Video frame interpolation can up-convert the frame rate and enhance the video quality. In recent years, although interpolation performance has achieved great success, image blur usually occurs at object boundaries owing to the large motion. It has been a long-standing problem and has not been addressed yet. In this brief, we propose to reduce the image blur and get the clear shape of objects by preserving the edges in the interpolated frames. To this end, the proposed edge-aware network (EA-Net) integrates the edge information into the frame interpolation task. It follows an end-to-end architecture and can be separated into two stages, i.e., edge-guided flow estimation and edge-protected frame synthesis. Specifically, in the flow estimation stage, three edge-aware mechanisms are developed to emphasize the frame edges in estimating flow maps, so that the edge maps are taken as auxiliary information to provide more guidance to boost the flow accuracy. In the frame synthesis stage, the flow refinement module is designed to refine the flow map, and the attention module is carried out to adaptively focus on the bidirectional flow maps when synthesizing the intermediate frames. Furthermore, the frame and edge discriminators are adopted to conduct the adversarial training strategy, so as to enhance the reality and clarity of synthesized frames. Experiments on three benchmarks, including Vimeo90k, UCF101 for single-frame interpolation, and Adobe240-fps for multiframe interpolation, have demonstrated the superiority of the proposed EA-Net for the video frame interpolation task.

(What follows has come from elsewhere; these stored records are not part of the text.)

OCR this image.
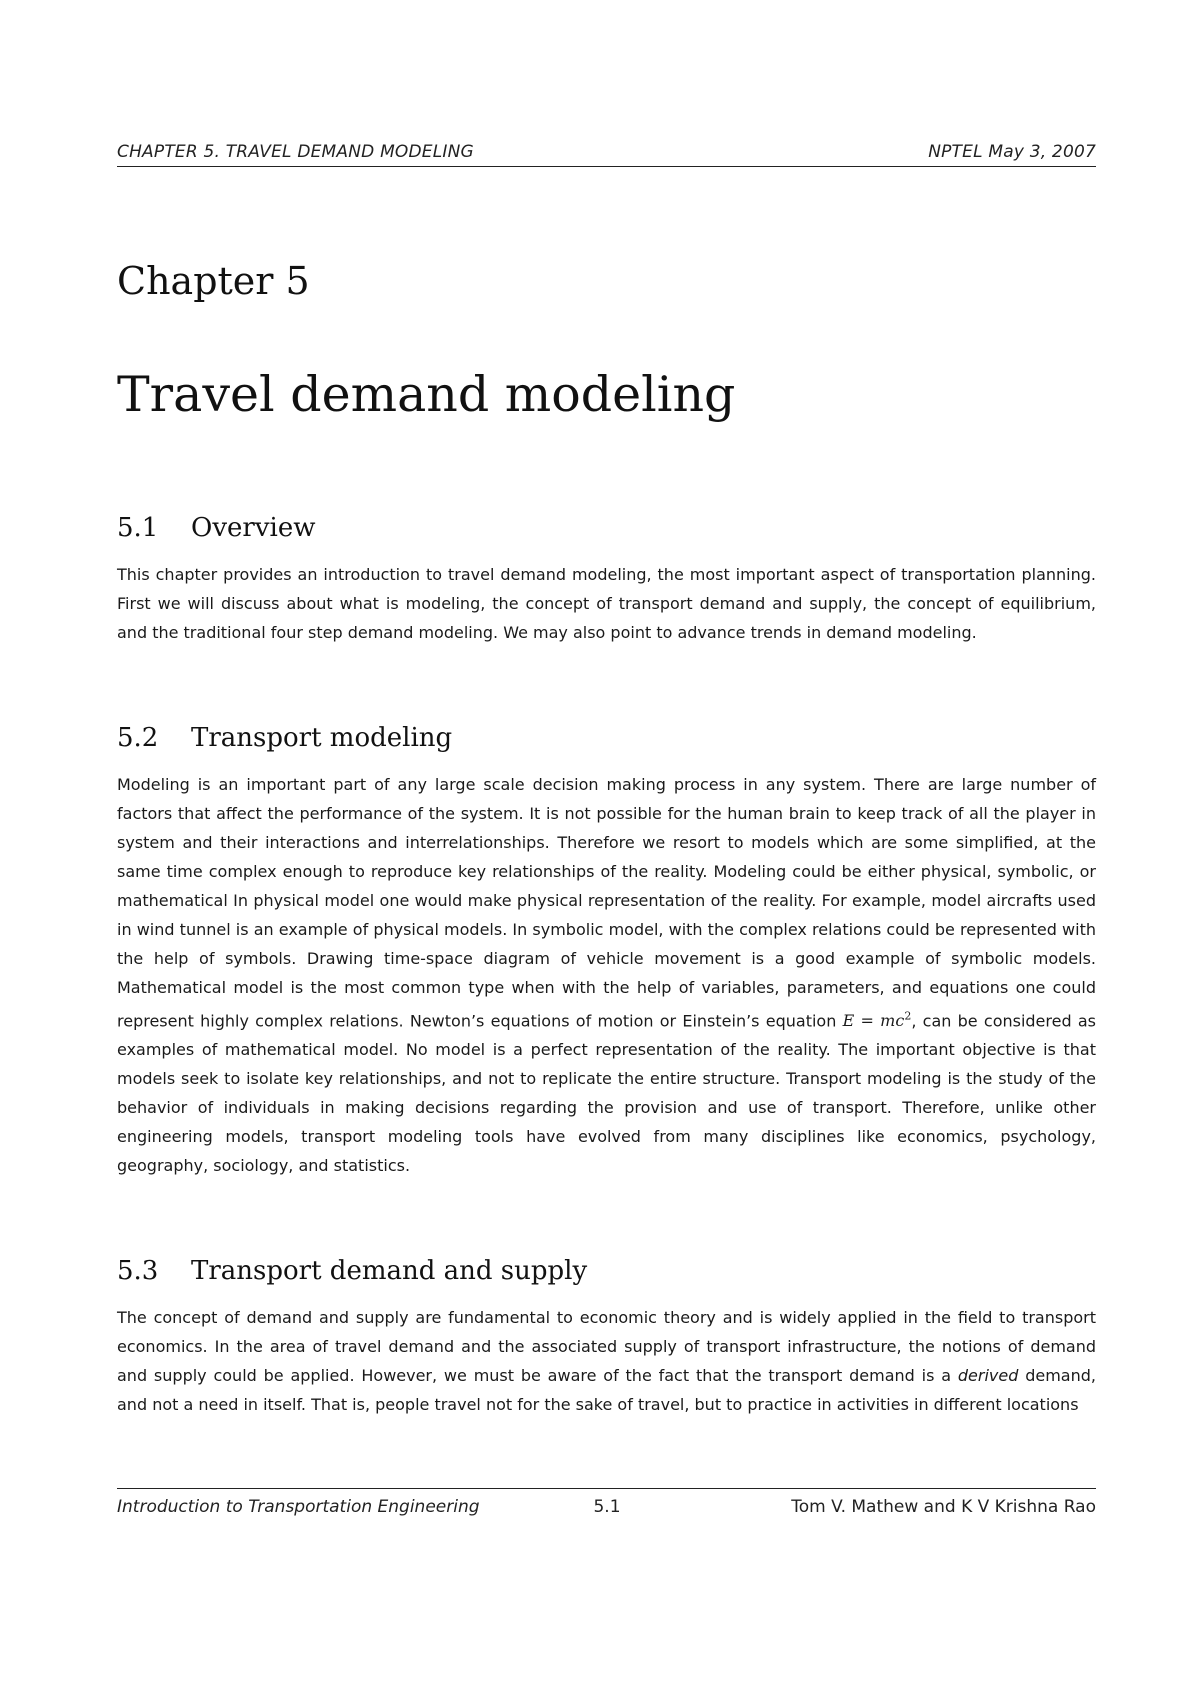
CHAPTER 5. TRAVEL DEMAND MODELING	NPTEL May 3, 2007
Chapter 5
Travel demand modeling
5.1 Overview

This chapter provides an introduction to travel demand modeling, the most important aspect of transportation planning. First we will discuss about what is modeling, the concept of transport demand and supply, the concept of equilibrium, and the traditional four step demand modeling. We may also point to advance trends in demand modeling.

5.2 Transport modeling

Modeling is an important part of any large scale decision making process in any system. There are large number of factors that affect the performance of the system. It is not possible for the human brain to keep track of all the player in system and their interactions and interrelationships. Therefore we resort to models which are some simplified, at the same time complex enough to reproduce key relationships of the reality. Modeling could be either physical, symbolic, or mathematical In physical model one would make physical representation of the reality. For example, model aircrafts used in wind tunnel is an example of physical models. In symbolic model, with the complex relations could be represented with the help of symbols. Drawing time-space diagram of vehicle movement is a good example of symbolic models. Mathematical model is the most common type when with the help of variables, parameters, and equations one could represent highly complex relations. Newton’s equations of motion or Einstein’s equation $E = mc^2$, can be considered as examples of mathematical model. No model is a perfect representation of the reality. The important objective is that models seek to isolate key relationships, and not to replicate the entire structure. Transport modeling is the study of the behavior of individuals in making decisions regarding the provision and use of transport. Therefore, unlike other engineering models, transport modeling tools have evolved from many disciplines like economics, psychology, geography, sociology, and statistics.

5.3 Transport demand and supply

The concept of demand and supply are fundamental to economic theory and is widely applied in the field to transport economics. In the area of travel demand and the associated supply of transport infrastructure, the notions of demand and supply could be applied. However, we must be aware of the fact that the transport demand is a derived demand, and not a need in itself. That is, people travel not for the sake of travel, but to practice in activities in different locations

Introduction to Transportation Engineering	5.1	Tom V. Mathew and K V Krishna Rao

视频帧插值可以提升帧率并提高视频质量。近年来,尽管插值性能已取得巨大成功,但由于运动幅度大,图像模糊通常会出现在物体边界处。这一直是个长期存在的问题且尚未得到解决。在本简报中,我们提议通过保留插值帧中的边缘来减少图像模糊并获得清晰的物体形状。为此,所提出的边缘感知网络(EA-Net)将边缘信息集成到帧插值任务中。它采用端到端架构,可分为两个阶段,即边缘引导的光流估计和边缘保护的帧合成。具体而言,在光流估计阶段,开发了三种边缘感知机制以在估计光流图时强调帧边缘,从而将边缘图作为辅助信息来提供更多指导以提高光流准确性。在帧合成阶段,设计了光流细化模块来细化光流图,并在合成中间帧时执行注意力模块以自适应地聚焦于双向光流图。此外,采用帧判别器和边缘判别器来实施对抗训练策略,以增强合成帧的真实感和清晰度。在包括用于单帧插值的Vimeo90k、UCF101以及用于多帧插值的Adobe240-fps这三个基准数据集上进行的实验证明了所提出的EA-Net在视频帧插值任务中的优越性。